Seront présents pour répondre aux questions et parler de l’expérience des autorités fédérales ainsi que du potentiel d’amélioration de la politique de propriétaire de la Confédération Mme Christine Beerli, présidente du conseil de l’institut Swissmedic, et M. Ulrich Gygi, président du conseil d’administration des CFF.
Atelier 4:
Pratique des cantons en matière de gouvernement d’entreprise:
point de vue de l’Etat en tant que propriétaire
Bien que les données principales du problème des politiques de propriétaire de la Confédération et des cantons se fondent sur des principes similaires, elles présentent toutefois des différences considérables, notamment en ce qui concerne la composition du portefeuille des participations et la taille des autorités exécutives. Les exigences d’une bonne politique de propriétaire diffèrent-elles donc entre les cantons et la Confédération?
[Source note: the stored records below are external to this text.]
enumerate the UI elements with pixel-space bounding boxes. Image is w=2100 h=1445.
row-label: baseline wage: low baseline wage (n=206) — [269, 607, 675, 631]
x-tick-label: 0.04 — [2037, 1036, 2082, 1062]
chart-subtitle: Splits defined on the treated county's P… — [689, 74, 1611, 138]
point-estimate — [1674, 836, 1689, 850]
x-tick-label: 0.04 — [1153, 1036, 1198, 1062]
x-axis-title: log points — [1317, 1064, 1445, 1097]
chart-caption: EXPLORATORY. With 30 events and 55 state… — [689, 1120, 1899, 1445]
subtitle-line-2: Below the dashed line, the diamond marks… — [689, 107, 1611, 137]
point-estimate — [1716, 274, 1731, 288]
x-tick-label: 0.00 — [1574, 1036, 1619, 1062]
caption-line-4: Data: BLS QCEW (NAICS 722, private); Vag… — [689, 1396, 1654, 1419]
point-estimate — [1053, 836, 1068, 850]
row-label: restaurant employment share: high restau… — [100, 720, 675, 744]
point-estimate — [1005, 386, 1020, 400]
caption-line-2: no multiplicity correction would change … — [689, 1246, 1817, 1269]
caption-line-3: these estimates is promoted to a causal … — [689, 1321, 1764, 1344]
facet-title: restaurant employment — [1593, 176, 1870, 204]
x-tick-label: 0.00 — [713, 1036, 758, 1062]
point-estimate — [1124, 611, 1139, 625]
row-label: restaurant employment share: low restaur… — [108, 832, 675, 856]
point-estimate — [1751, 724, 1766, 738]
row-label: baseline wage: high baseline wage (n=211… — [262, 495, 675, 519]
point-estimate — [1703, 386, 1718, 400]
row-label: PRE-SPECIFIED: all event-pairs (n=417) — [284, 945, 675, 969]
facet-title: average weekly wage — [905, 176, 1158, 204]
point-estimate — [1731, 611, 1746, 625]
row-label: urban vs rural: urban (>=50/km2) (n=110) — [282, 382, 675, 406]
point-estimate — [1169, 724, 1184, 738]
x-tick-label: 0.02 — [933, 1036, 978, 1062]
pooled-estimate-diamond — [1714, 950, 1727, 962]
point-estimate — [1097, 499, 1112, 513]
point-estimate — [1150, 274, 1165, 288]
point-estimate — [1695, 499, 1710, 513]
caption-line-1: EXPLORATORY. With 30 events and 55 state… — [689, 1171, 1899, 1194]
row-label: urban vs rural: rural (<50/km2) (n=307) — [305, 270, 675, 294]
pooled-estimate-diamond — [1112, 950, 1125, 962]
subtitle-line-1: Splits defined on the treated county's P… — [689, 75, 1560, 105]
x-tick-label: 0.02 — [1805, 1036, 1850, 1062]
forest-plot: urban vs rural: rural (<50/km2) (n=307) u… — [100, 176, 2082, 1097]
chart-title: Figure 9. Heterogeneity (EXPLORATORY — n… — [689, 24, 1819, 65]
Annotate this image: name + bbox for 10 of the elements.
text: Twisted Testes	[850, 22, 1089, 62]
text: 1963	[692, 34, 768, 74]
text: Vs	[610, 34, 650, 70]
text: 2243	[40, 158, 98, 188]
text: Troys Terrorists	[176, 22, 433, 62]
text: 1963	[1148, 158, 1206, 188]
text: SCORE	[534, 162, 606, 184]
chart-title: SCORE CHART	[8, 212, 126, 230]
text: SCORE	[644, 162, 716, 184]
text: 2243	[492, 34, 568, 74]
Faut-il diriger les hôpitaux et les centrales électriques de la même manière que les musées nationaux, les hautes écoles ou un institut des produits thérapeutiques? Dans quelle mesure la taille du canton constitue-t-elle un critère déterminant? Comment les petits cantons peuvent-ils mener à bien une politique de propriétaire, et quelles doivent être leurs priorités?
Atelier 5:
Le gouvernement d’entreprise dans les secteurs privé et public:
hormis le nom, y a-t-il des points communs?
Le secteur privé a profondément marqué le débat relatif au gouvernement d’entreprise publique. La ressemblance existant entre les règles de gouvernement d’entreprise des secteurs publics et celles du secteur privé le démontre bien. Pourtant, il convient de se demander s’il est judicieux d’utiliser les connaissances du secteur privé pour définir la politique de gouvernement d’entreprise publique. Quels sont les points communs et les différences entre les entreprises publiques et privées en matière de gouvernement d’entreprise? Dans quelle mesure les pouvoirs publics peuvent-ils suivre l’exemple du secteur privé? Des lignes directives du gouvernement d’entreprise telles que les a proposées l’OCDE en 2005 peuvent-elles profiter au secteur public? Quelles sont l’utilité et les limites de telles directives?
Seront présents pour donner leur avis, d’un point de vue scientifique et pratique, M. Kuno Schedler, professeur responsable du domaine «Public Management» de l’«Institut für öffentliche Dienstleistungen und Tourismus» de la Haute école de St-Gall, et M. Olivier Steimer, président du conseil d’administration de la Banque Cantonale Vaudoise et responsable du «Corporate Governance Committee» du conseil d’administration des CFF. L’atelier est organisé en collaboration avec M. Daniel Piazza, chef de projet à l’IFZ de la Haute école spécialisée Lucerne.